42.7 Trusted Advisor: Cost, Security, Fault Tolerance, and Performance Checks

Right, let’s talk about Trusted Advisor. This is the part where I get to be the nagging, slightly paranoid friend in your ear, but the one who’s almost always right. AWS has a million services, and it’s trivial to leave a metaphorical door unlocked, a storage bucket wide open, or—the real killer—a massive instance running for a project you finished six months ago. Trusted Advisor is the system that automatically checks for these “oh crap” moments on your behalf.

Think of it as a team of over-caffeinated, pedantic robots constantly auditing your account against a huge list of AWS best practices. They check for things across five pillars: cost optimization, performance, security, fault tolerance, and service limits. The catch? The really good, specific checks—the ones that actually save you from a headline-making security incident—are locked behind a Business or Enterprise support plan. The free tier checks are… well, they’re better than nothing, but just barely. It’s AWS’s way of giving you a free sample of the good stuff.

The Core Checks: What It Actually Looks For

Log into the console, go to Trusted Advisor, and you’ll see a dashboard color-coded like a traffic light: green for “no problem,” red for “action needed,” and yellow for “investigate this.” Let’s break down what it’s actually hunting for.

Cost Optimization: This is where it pays for itself (literally). It flags underutilized EC2 instances that are begging to be downsized or terminated, idle Load Balancers that are just burning money, and unattached EBS volumes—the digital equivalent of leaving a storage unit paid for but completely empty. It also hunts down reserved instances that you’re not fully utilizing. The savings here are often shockingly large.

Performance: This checks for overutilized instances (time to scale up!), high-latency CDN nodes, and cloudfront misconfigurations. It’s less about immediate cash savings and more about making sure your users aren’t staring at a spinning wheel.
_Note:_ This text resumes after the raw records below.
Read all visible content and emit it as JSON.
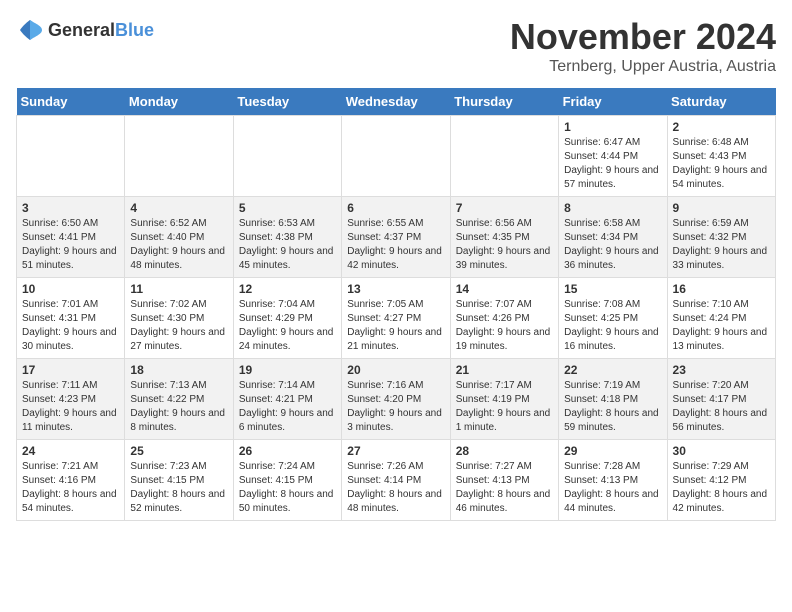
{
  "logo": {
    "general": "General",
    "blue": "Blue"
  },
  "title": "November 2024",
  "location": "Ternberg, Upper Austria, Austria",
  "days_of_week": [
    "Sunday",
    "Monday",
    "Tuesday",
    "Wednesday",
    "Thursday",
    "Friday",
    "Saturday"
  ],
  "weeks": [
    [
      {
        "day": "",
        "info": ""
      },
      {
        "day": "",
        "info": ""
      },
      {
        "day": "",
        "info": ""
      },
      {
        "day": "",
        "info": ""
      },
      {
        "day": "",
        "info": ""
      },
      {
        "day": "1",
        "info": "Sunrise: 6:47 AM\nSunset: 4:44 PM\nDaylight: 9 hours and 57 minutes."
      },
      {
        "day": "2",
        "info": "Sunrise: 6:48 AM\nSunset: 4:43 PM\nDaylight: 9 hours and 54 minutes."
      }
    ],
    [
      {
        "day": "3",
        "info": "Sunrise: 6:50 AM\nSunset: 4:41 PM\nDaylight: 9 hours and 51 minutes."
      },
      {
        "day": "4",
        "info": "Sunrise: 6:52 AM\nSunset: 4:40 PM\nDaylight: 9 hours and 48 minutes."
      },
      {
        "day": "5",
        "info": "Sunrise: 6:53 AM\nSunset: 4:38 PM\nDaylight: 9 hours and 45 minutes."
      },
      {
        "day": "6",
        "info": "Sunrise: 6:55 AM\nSunset: 4:37 PM\nDaylight: 9 hours and 42 minutes."
      },
      {
        "day": "7",
        "info": "Sunrise: 6:56 AM\nSunset: 4:35 PM\nDaylight: 9 hours and 39 minutes."
      },
      {
        "day": "8",
        "info": "Sunrise: 6:58 AM\nSunset: 4:34 PM\nDaylight: 9 hours and 36 minutes."
      },
      {
        "day": "9",
        "info": "Sunrise: 6:59 AM\nSunset: 4:32 PM\nDaylight: 9 hours and 33 minutes."
      }
    ],
    [
      {
        "day": "10",
        "info": "Sunrise: 7:01 AM\nSunset: 4:31 PM\nDaylight: 9 hours and 30 minutes."
      },
      {
        "day": "11",
        "info": "Sunrise: 7:02 AM\nSunset: 4:30 PM\nDaylight: 9 hours and 27 minutes."
      },
      {
        "day": "12",
        "info": "Sunrise: 7:04 AM\nSunset: 4:29 PM\nDaylight: 9 hours and 24 minutes."
      },
      {
        "day": "13",
        "info": "Sunrise: 7:05 AM\nSunset: 4:27 PM\nDaylight: 9 hours and 21 minutes."
      },
      {
        "day": "14",
        "info": "Sunrise: 7:07 AM\nSunset: 4:26 PM\nDaylight: 9 hours and 19 minutes."
      },
      {
        "day": "15",
        "info": "Sunrise: 7:08 AM\nSunset: 4:25 PM\nDaylight: 9 hours and 16 minutes."
      },
      {
        "day": "16",
        "info": "Sunrise: 7:10 AM\nSunset: 4:24 PM\nDaylight: 9 hours and 13 minutes."
      }
    ],
    [
      {
        "day": "17",
        "info": "Sunrise: 7:11 AM\nSunset: 4:23 PM\nDaylight: 9 hours and 11 minutes."
      },
      {
        "day": "18",
        "info": "Sunrise: 7:13 AM\nSunset: 4:22 PM\nDaylight: 9 hours and 8 minutes."
      },
      {
        "day": "19",
        "info": "Sunrise: 7:14 AM\nSunset: 4:21 PM\nDaylight: 9 hours and 6 minutes."
      },
      {
        "day": "20",
        "info": "Sunrise: 7:16 AM\nSunset: 4:20 PM\nDaylight: 9 hours and 3 minutes."
      },
      {
        "day": "21",
        "info": "Sunrise: 7:17 AM\nSunset: 4:19 PM\nDaylight: 9 hours and 1 minute."
      },
      {
        "day": "22",
        "info": "Sunrise: 7:19 AM\nSunset: 4:18 PM\nDaylight: 8 hours and 59 minutes."
      },
      {
        "day": "23",
        "info": "Sunrise: 7:20 AM\nSunset: 4:17 PM\nDaylight: 8 hours and 56 minutes."
      }
    ],
    [
      {
        "day": "24",
        "info": "Sunrise: 7:21 AM\nSunset: 4:16 PM\nDaylight: 8 hours and 54 minutes."
      },
      {
        "day": "25",
        "info": "Sunrise: 7:23 AM\nSunset: 4:15 PM\nDaylight: 8 hours and 52 minutes."
      },
      {
        "day": "26",
        "info": "Sunrise: 7:24 AM\nSunset: 4:15 PM\nDaylight: 8 hours and 50 minutes."
      },
      {
        "day": "27",
        "info": "Sunrise: 7:26 AM\nSunset: 4:14 PM\nDaylight: 8 hours and 48 minutes."
      },
      {
        "day": "28",
        "info": "Sunrise: 7:27 AM\nSunset: 4:13 PM\nDaylight: 8 hours and 46 minutes."
      },
      {
        "day": "29",
        "info": "Sunrise: 7:28 AM\nSunset: 4:13 PM\nDaylight: 8 hours and 44 minutes."
      },
      {
        "day": "30",
        "info": "Sunrise: 7:29 AM\nSunset: 4:12 PM\nDaylight: 8 hours and 42 minutes."
      }
    ]
  ]
}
Security: This is the big one. It will find S3 buckets with world-read or world-write permissions, which is a spectacularly bad idea 99.9% of the time. It checks for IAM keys that haven’t been rotated in over 90 days, exposed access keys, and security groups with overly permissive rules (like allowing SSH from 0.0.0.0/0 if you’re not actually using it).

Fault Tolerance: This identifies things like EC2 instances running in a single Availability Zone, lack of multi-AZ for RDS, or low backup retention periods. It’s asking, “If an AWS data center gets swallowed by a sinkhole, how hosed are you?”

Service Limits: AWS has soft limits on everything from the number of VPCs you can have to how many EC2 instances you can run. This check warns you when you’re approaching 80% of a limit, so you can file a request to increase it before your auto-scaling group fails to launch a new instance and takes your entire application down.

Automating the Paranoia: Using the AWS CLI

You’re not going to sit there refreshing the console all day. The real power is automating this. You can use the AWS CLI to programmatically fetch recommendations and hook them into your monitoring or ticketing system. Here’s how you’d list all cost optimization recommendations:

aws support describe-trusted-advisor-check-result \
    --check-id eW7HH0l7J9 \  # This is the ID for the 'Cost Optimization - Amazon EC2' check
    --language en

The output is a glorious, terrifying JSON blob detailing every single one of your offending resources. The tricky part is that each check category has its own unique, opaque check ID. You have to list the checks first to get these IDs.

# Get a list of all available checks and their IDs
aws support describe-trusted-advisor-checks \
    --language en

Once you have the data, you can parse it with jq and send alerts to a Slack channel or create Jira tickets automatically. For example, to find all underutilized EC2 instances:

aws support describe-trusted-advisor-check-result \
    --check-id eW7HH0l7J9 \
    --language en | \
jq -r '.result.flaggedResources[] | select(.metadata[2] | contains("Underutilized")) | .metadata[1]'

The Rough Edges and Pitfalls

Trusted Advisor is brilliant, but it’s not clairvoyant. Its biggest weakness is context. It knows an EBS volume is unattached, but it doesn’t know if you’re deliberately keeping it around for a forensic analysis next week. It will still flag it. You have to be the one to apply judgment. Never blindly act on its recommendations without understanding the “why” behind the resource.

Also, the refresh times can be… leisurely. Checks don’t run in real-time. There can be a several-hour delay between you fixing an issue and the dashboard updating. Don’t panic if it doesn’t turn green immediately.

The most important best practice? Review it regularly. Make it part of a weekly or monthly ritual. Automate the fetching of critical security findings—treat those like a five-alarm fire. For cost optimization, schedule a monthly finance review. This tool is only as good as the process you build around it. Ignore it, and it’s just a colorful dashboard. Use it, and it becomes your first line of defense against stupidity (both human and automated).